Affonso Romano de Sant'anna (Foto: Divulgação)

DESCONSTRUINDO CÂNONES

Nos anos 1960, Romano de Sant’Anna participou de movimentos de vanguarda e nos anos 1970 trouxe a música popular, a poesia marginal e a literatura infanto-juvenil para dentro da universidade e desencadeou renovação teórica na área de letras. Com mais de 40 livros publicados e tendo ensinado em universidades estrangeiras e nacionais, à frente da Biblioteca Nacional (1990-1996) criou o Proler, o Sistema Nacional de Bibliotecas e programas de exportação da cultura brasileira. Sua obra tem sido objeto de teses de mestrado e doutorado. É casado com a escritora Marina Colasanti.

Alguns artistas negaram permissão para terem obras divulgadas em seu livro, sobretudo os responsáveis por Duchamp. O que você tem a dizer sobre essa censura?
Sim, houveram problemas. O pintor americano Cy Twombly censurou a reprodução de suas obras no meu livro. Não adianta, o leitor pode ir à internet e ver o que ele quis esconder. As referidas obras estão num estudo do Barthes sobre ele, em O Óbvio e o Obtuso, estudo que é pura alucinação crítica de Barthes, autor que todos admiramos, mas às vezes viaja demais. Os representantes do Duchamp andaram querendo saber se o livro era contra ou a favor daquele artista… Felizmente isto foi superado.

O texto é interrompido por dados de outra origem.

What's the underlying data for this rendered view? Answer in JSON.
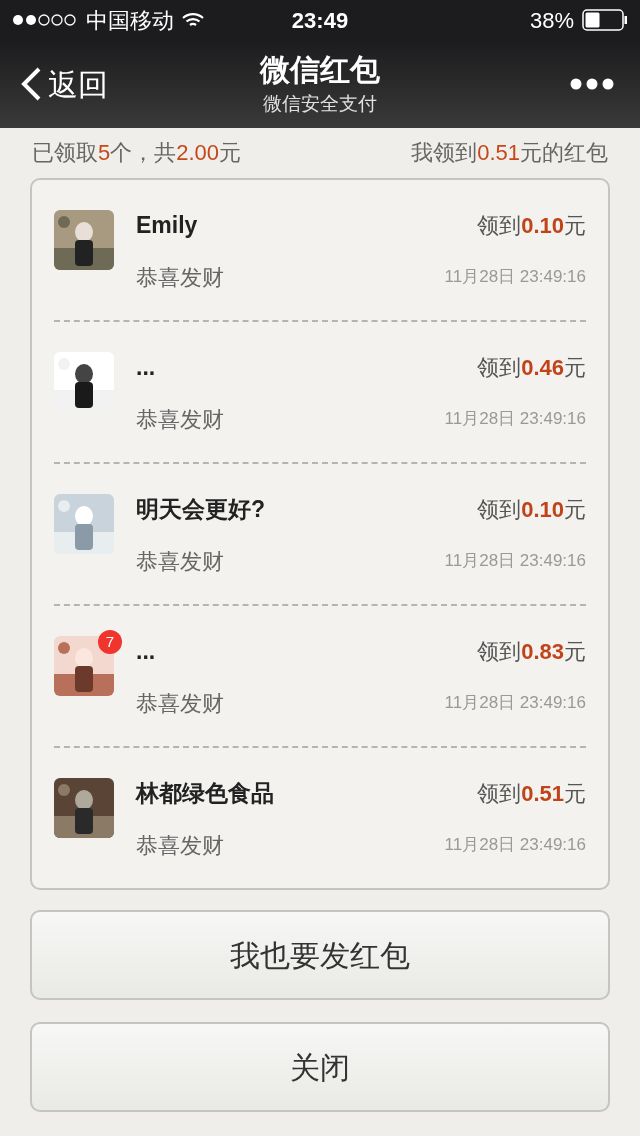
{
  "status_bar": {
    "carrier": "中国移动",
    "time": "23:49",
    "battery": "38%"
  },
  "nav": {
    "back": "返回",
    "title": "微信红包",
    "subtitle": "微信安全支付"
  },
  "summary": {
    "left": "已领取**5**个，共**2.00**元",
    "right": "我领到**0.51**元的红包"
  },
  "records": [
    {
      "name": "Emily",
      "amount": "领到**0.10**元",
      "wish": "恭喜发财",
      "time": "11月28日 23:49:16"
    },
    {
      "name": "...",
      "amount": "领到**0.46**元",
      "wish": "恭喜发财",
      "time": "11月28日 23:49:16"
    },
    {
      "name": "明天会更好?",
      "amount": "领到**0.10**元",
      "wish": "恭喜发财",
      "time": "11月28日 23:49:16"
    },
    {
      "name": "...",
      "amount": "领到**0.83**元",
      "wish": "恭喜发财",
      "time": "11月28日 23:49:16",
      "badge": "7"
    },
    {
      "name": "林都绿色食品",
      "amount": "领到**0.51**元",
      "wish": "恭喜发财",
      "time": "11月28日 23:49:16"
    }
  ],
  "buttons": [
    "我也要发红包",
    "关闭"
  ]
}
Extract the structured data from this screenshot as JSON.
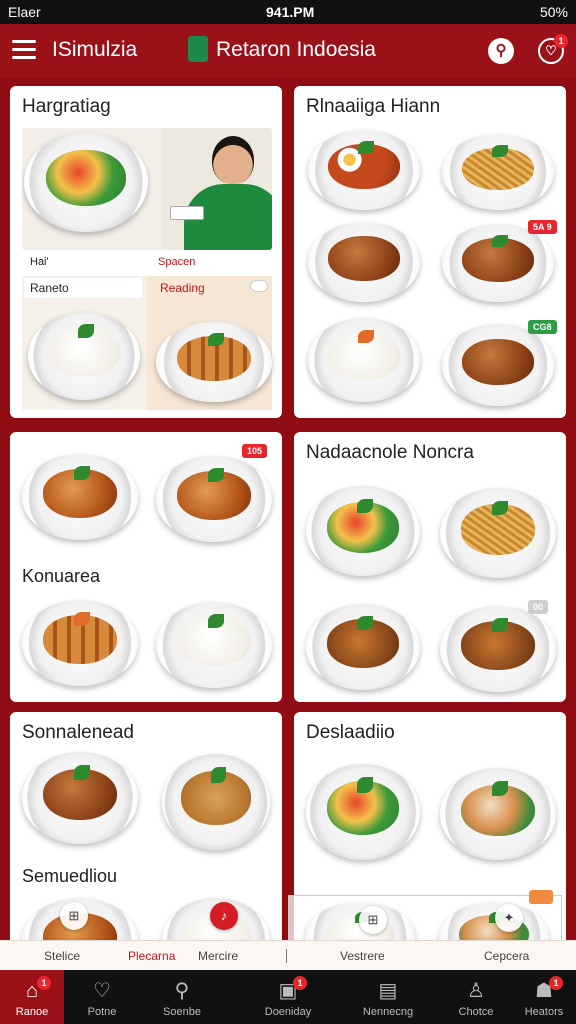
{
  "status_bar": {
    "left": "Elaer",
    "time": "941.PM",
    "right": "50%"
  },
  "header": {
    "app_name": "ISimulzia",
    "brand_title": "Retaron Indoesia",
    "notif_badge": "1"
  },
  "cards": [
    {
      "title": "Hargratiag",
      "promo": {
        "label_left": "Hai'",
        "label_right": "Spacen",
        "input_left": "Raneto",
        "input_right": "Reading"
      }
    },
    {
      "title": "Rlnaaiiga Hiann",
      "tags": [
        "5A 9",
        "CG8"
      ]
    },
    {
      "title": "Konuarea",
      "tags": [
        "105"
      ]
    },
    {
      "title": "Nadaacnole Noncra",
      "tags": [
        "00"
      ]
    },
    {
      "title": "Sonnalenead",
      "subtitle": "Semuedliou"
    },
    {
      "title": "Deslaadiio"
    }
  ],
  "sub_tabs": [
    {
      "label": "Stelice",
      "active": false
    },
    {
      "label": "Plecarna",
      "active": true
    },
    {
      "label": "Mercire",
      "active": false
    },
    {
      "label": "Vestrere",
      "active": false
    },
    {
      "label": "Cepcera",
      "active": false
    }
  ],
  "bottom_nav": [
    {
      "label": "Ranoe",
      "icon": "home-icon",
      "badge": "1",
      "active": true
    },
    {
      "label": "Potne",
      "icon": "heart-icon",
      "badge": "",
      "active": false
    },
    {
      "label": "Soenbe",
      "icon": "search-icon",
      "badge": "",
      "active": false
    },
    {
      "label": "Doeniday",
      "icon": "order-icon",
      "badge": "1",
      "active": false
    },
    {
      "label": "Nennecng",
      "icon": "document-icon",
      "badge": "",
      "active": false
    },
    {
      "label": "Chotce",
      "icon": "profile-icon",
      "badge": "",
      "active": false
    },
    {
      "label": "Heators",
      "icon": "account-icon",
      "badge": "1",
      "active": false
    }
  ],
  "colors": {
    "brand": "#9a1118",
    "accent": "#e8242c",
    "green": "#1c8a4a"
  }
}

O que se pretende basicamente com seu novo livro?
Com ele estou propondo e praticando uma intervenção dos estudos linguísticos e literários no domínio da crítica e ensaistica de artes. Grande parte do que se chama arte moderna e contemporânea pretende ser arte ” conceitual”. Por que não analisar tais conceitos, já que esse tipo de arte é dependente da literatura, da retórica e da filosofia? Quando aplicamos instrumentos de análise de texto aos “manifestos” e a certas obras “conceituais” abre-se um leque fascinante. Isto desencadeia até uma reorganização de valores e de mitos. Muito autor que parece ” inteligente” e ” genial” não resiste a uma análise linguistica, à uma análise do discurso.

O que há de novo na discussão sobre essa discussão?
É o que pretendo ver também. Trago uma contribuição sobre a qual tenho meditado décadas e décadas e sobre a qual fiz vários livros antes deste. Por exemplo: Desconstruir Duchamp, Que Fazer de Ezra Pound e A Cegueira E O Saber.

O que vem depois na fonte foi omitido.